The EAT has upheld an employment tribunal’s decision that the inability of a litigant in person to properly particularise their claim constituted unreasonable conduct justifying an award of costs in favour of the respondent.
The employment tribunal had recognised that the standard of pleading expected of a lawyer did not apply to a litigant in person, although a litigant in person should still be able to articulate the basis of their complaints in lay person’s terms, together with relevant dates. The claimant had been given several opportunities at preliminary hearings and in correspondence to provide the required information but had failed to do so. That lack of preparation amounted to unreasonable conduct, justifying a costs award. (Liddington v 2gether NHS Foundation Trust UKEAT/0002/16.)
Ms Liddington (the claimant) was a community practitioner working for 2gether NHS Foundation Trust (the respondent). Ms Liddington complained that, after making a safeguarding referral in relation to a patient care issue at a private care home, she was subjected to a number of detriments by the respondent and ultimately dismissed. Ms Liddington had sought to categorise the safeguarding referral as a protected disclosure. She brought various complaints as a litigant in person, including complaints of constructive unfair dismissal, religious discrimination and whistleblowing.
The claims were not regarded by the employment tribunal as adequately particularised and, over the course of a number of preliminary hearings and in correspondence, attempts were made by three employment judges to assist Ms Liddington to do so.

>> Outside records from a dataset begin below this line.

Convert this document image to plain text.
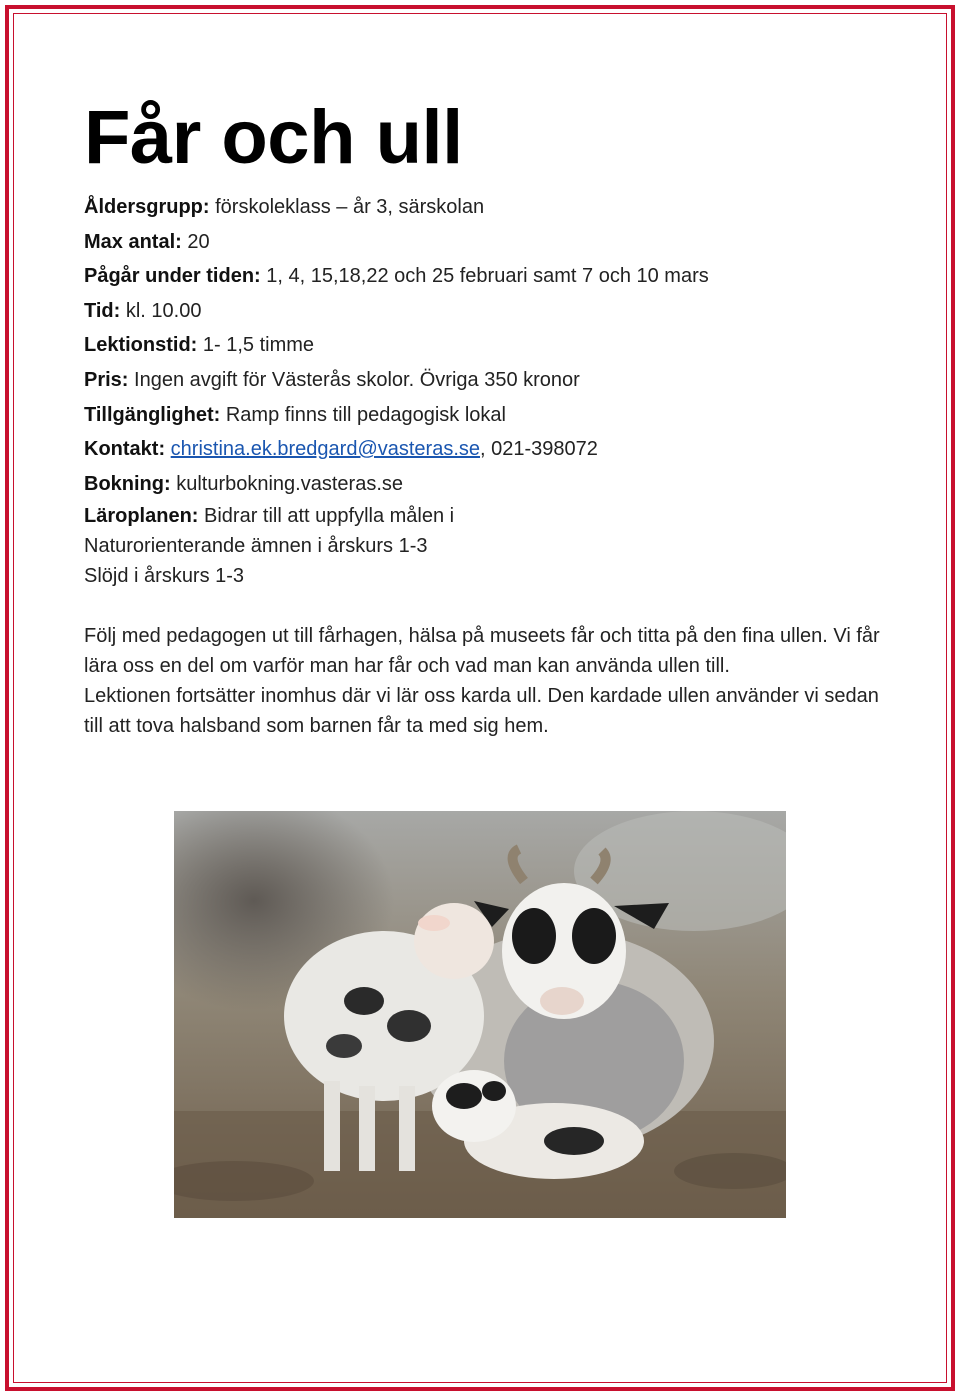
Får och ull
Åldersgrupp: förskoleklass – år 3, särskolan
Max antal: 20
Pågår under tiden: 1, 4, 15,18,22 och 25 februari samt 7 och 10 mars
Tid: kl. 10.00
Lektionstid: 1- 1,5 timme
Pris: Ingen avgift för Västerås skolor. Övriga 350 kronor
Tillgänglighet: Ramp finns till pedagogisk lokal
Kontakt: christina.ek.bredgard@vasteras.se, 021-398072
Bokning: kulturbokning.vasteras.se
Läroplanen: Bidrar till att uppfylla målen i
Naturorienterande ämnen i årskurs 1-3
Slöjd i årskurs 1-3

Följ med pedagogen ut till fårhagen, hälsa på museets får och titta på den fina ullen. Vi får lära oss en del om varför man har får och vad man kan använda ullen till.

Lektionen fortsätter inomhus där vi lär oss karda ull. Den kardade ullen använder vi sedan till att tova halsband som barnen får ta med sig hem.
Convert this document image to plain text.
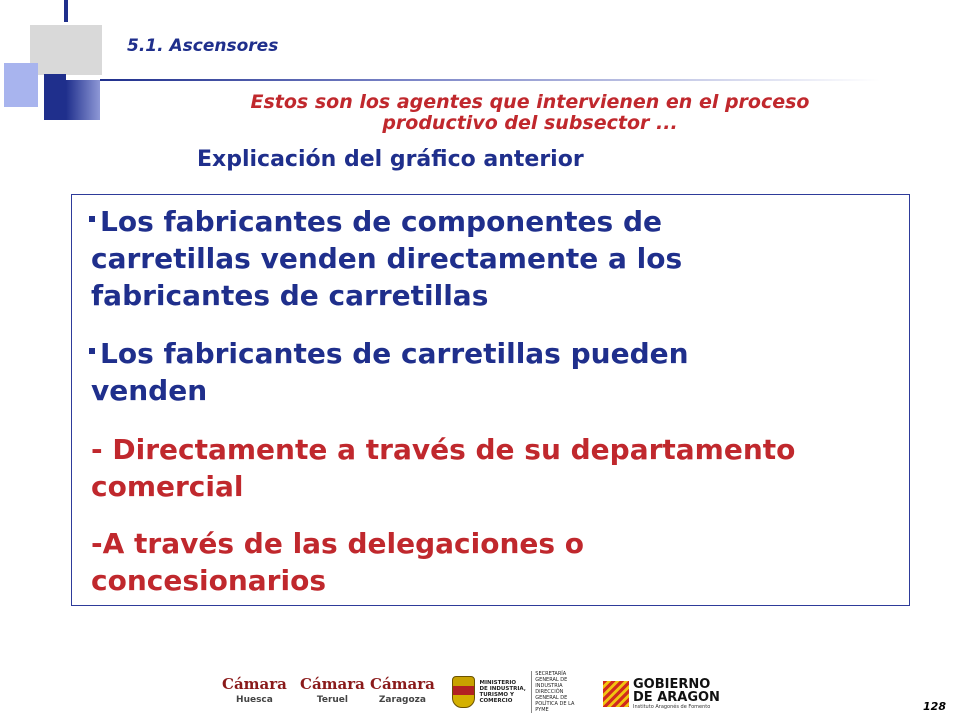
5.1. Ascensores
Estos son los agentes que intervienen en el proceso
productivo del subsector ...
Explicación del gráfico anterior
Los fabricantes de componentes de
carretillas venden directamente a los
fabricantes de carretillas
Los fabricantes de carretillas pueden
venden
- Directamente a través de su departamento
comercial
-A través de las delegaciones o
concesionarios
Cámara
Huesca
Cámara
Teruel
Cámara
Zaragoza
MINISTERIO
DE INDUSTRIA,
TURISMO Y
COMERCIO
SECRETARÍA GENERAL DE
INDUSTRIA
DIRECCIÓN GENERAL DE
POLÍTICA DE LA PYME
GOBIERNO
DE ARAGON
Instituto Aragonés de Fomento	128
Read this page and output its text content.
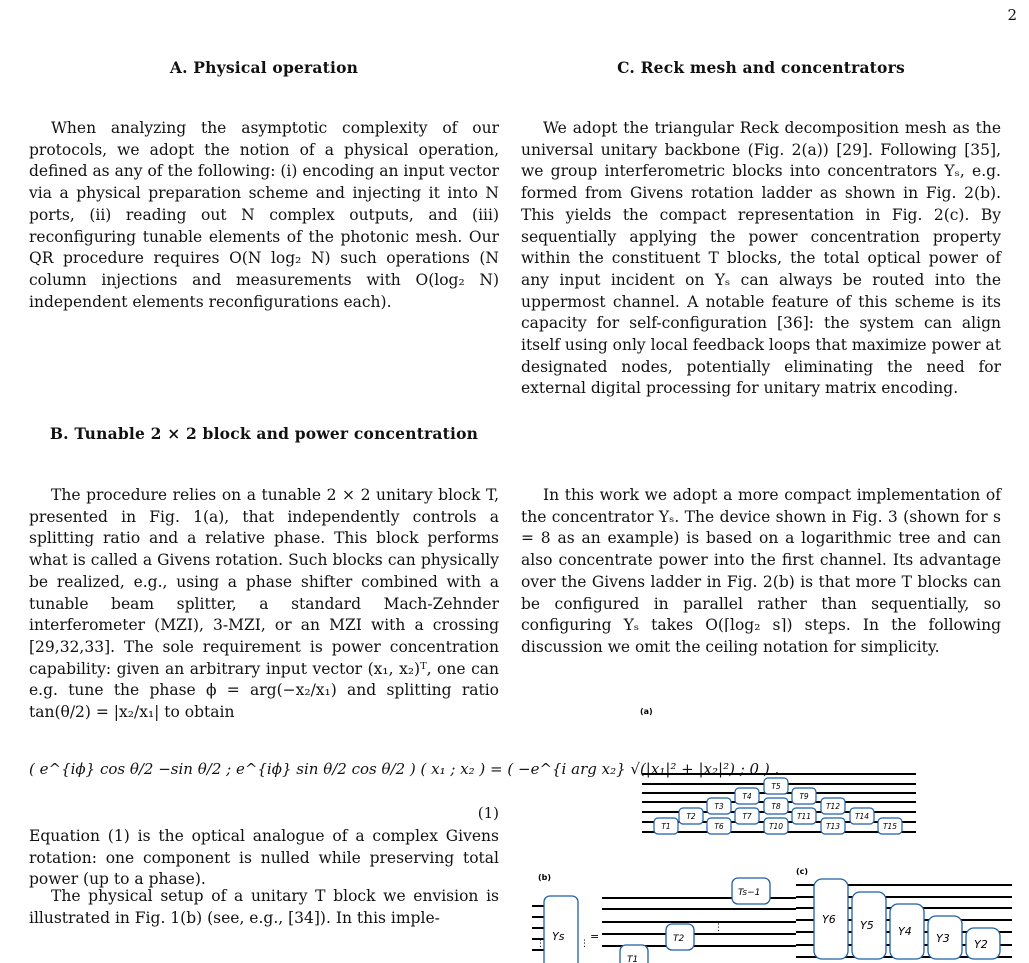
2
A. Physical operation

When analyzing the asymptotic complexity of our protocols, we adopt the notion of a physical operation, defined as any of the following: (i) encoding an input vector via a physical preparation scheme and injecting it into N ports, (ii) reading out N complex outputs, and (iii) reconfiguring tunable elements of the photonic mesh. Our QR procedure requires O(N log₂ N) such operations (N column injections and measurements with O(log₂ N) independent elements reconfigurations each).

B. Tunable 2 × 2 block and power concentration

The procedure relies on a tunable 2 × 2 unitary block T, presented in Fig. 1(a), that independently controls a splitting ratio and a relative phase. This block performs what is called a Givens rotation. Such blocks can physically be realized, e.g., using a phase shifter combined with a tunable beam splitter, a standard Mach-Zehnder interferometer (MZI), 3-MZI, or an MZI with a crossing [29,32,33]. The sole requirement is power concentration capability: given an arbitrary input vector (x₁, x₂)ᵀ, one can e.g. tune the phase ϕ = arg(−x₂/x₁) and splitting ratio tan(θ/2) = |x₂/x₁| to obtain

( e^{iϕ} cos θ/2 −sin θ/2 ; e^{iϕ} sin θ/2 cos θ/2 ) ( x₁ ; x₂ ) = ( −e^{i arg x₂} √(|x₁|² + |x₂|²) ; 0 ) .
(1)

Equation (1) is the optical analogue of a complex Givens rotation: one component is nulled while preserving total power (up to a phase).

The physical setup of a unitary T block we envision is illustrated in Fig. 1(b) (see, e.g., [34]). In this imple-

C. Reck mesh and concentrators

We adopt the triangular Reck decomposition mesh as the universal unitary backbone (Fig. 2(a)) [29]. Following [35], we group interferometric blocks into concentrators Yₛ, e.g. formed from Givens rotation ladder as shown in Fig. 2(b). This yields the compact representation in Fig. 2(c). By sequentially applying the power concentration property within the constituent T blocks, the total optical power of any input incident on Yₛ can always be routed into the uppermost channel. A notable feature of this scheme is its capacity for self-configuration [36]: the system can align itself using only local feedback loops that maximize power at designated nodes, potentially eliminating the need for external digital processing for unitary matrix encoding.

In this work we adopt a more compact implementation of the concentrator Yₛ. The device shown in Fig. 3 (shown for s = 8 as an example) is based on a logarithmic tree and can also concentrate power into the first channel. Its advantage over the Givens ladder in Fig. 2(b) is that more T blocks can be configured in parallel rather than sequentially, so configuring Yₛ takes O(⌈log₂ s⌉) steps. In the following discussion we omit the ceiling notation for simplicity.

(a)
(b)
(c)
T1
T2
T3
T4
T5
T6
T7
T8
T9
T10
T11
T12
T13
T14
T15
Ys
⋮	⋮
=
T1
T2
⋮
Ts−1
Y6 Y5 Y4
Y3 Y2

On 12 May 2015, a preliminary hearing was held to consider an application from the respondent to strike out the complaints or alternatively for deposit orders to be made. The tribunal declined to make any orders at this hearing and instead gave Ms Liddington a final opportunity to provide the relevant particulars.
At a further preliminary hearing on 3 June 2015, to again consider the strike-out and deposit order applications, certain claims were dismissed upon withdrawal and the remaining claims were further clarified. There was insufficient time to deal with the strike-out and deposit order applications. Furthermore, the tribunal was unable to deal with one aspect of the application in any event as relevant documents were not available. The tribunal did not assign blame to either party for the hearing being ineffective.
A third preliminary hearing was listed for two days beginning on 17 August 2015 to consider the respondent’s applications for strike-out or deposit orders. The tribunal concluded that the remaining complaints had no reasonable prospects of success and made deposit orders in relation to each complaint as a condition of continuing with the claims. Ms Liddington failed to pay the deposit orders and eventually (after a rather convoluted procedural history) the remaining complaints were also dismissed upon withdrawal.
The tribunal ordered Ms Liddington to pay the respondent its costs in respect of the wasted hearing of 12 May 2015. Ms Liddington appealed.
Costs awards in the Employment Tribunal are relatively rare. Nevertheless, this case serves as a useful reminder that litigants in person are not exempt from the requirement to put their case in a form that can be properly responded to. Whilst the tribunal will endeavour to be as helpful as possible, litigants in person must still adequately prepare their complaints.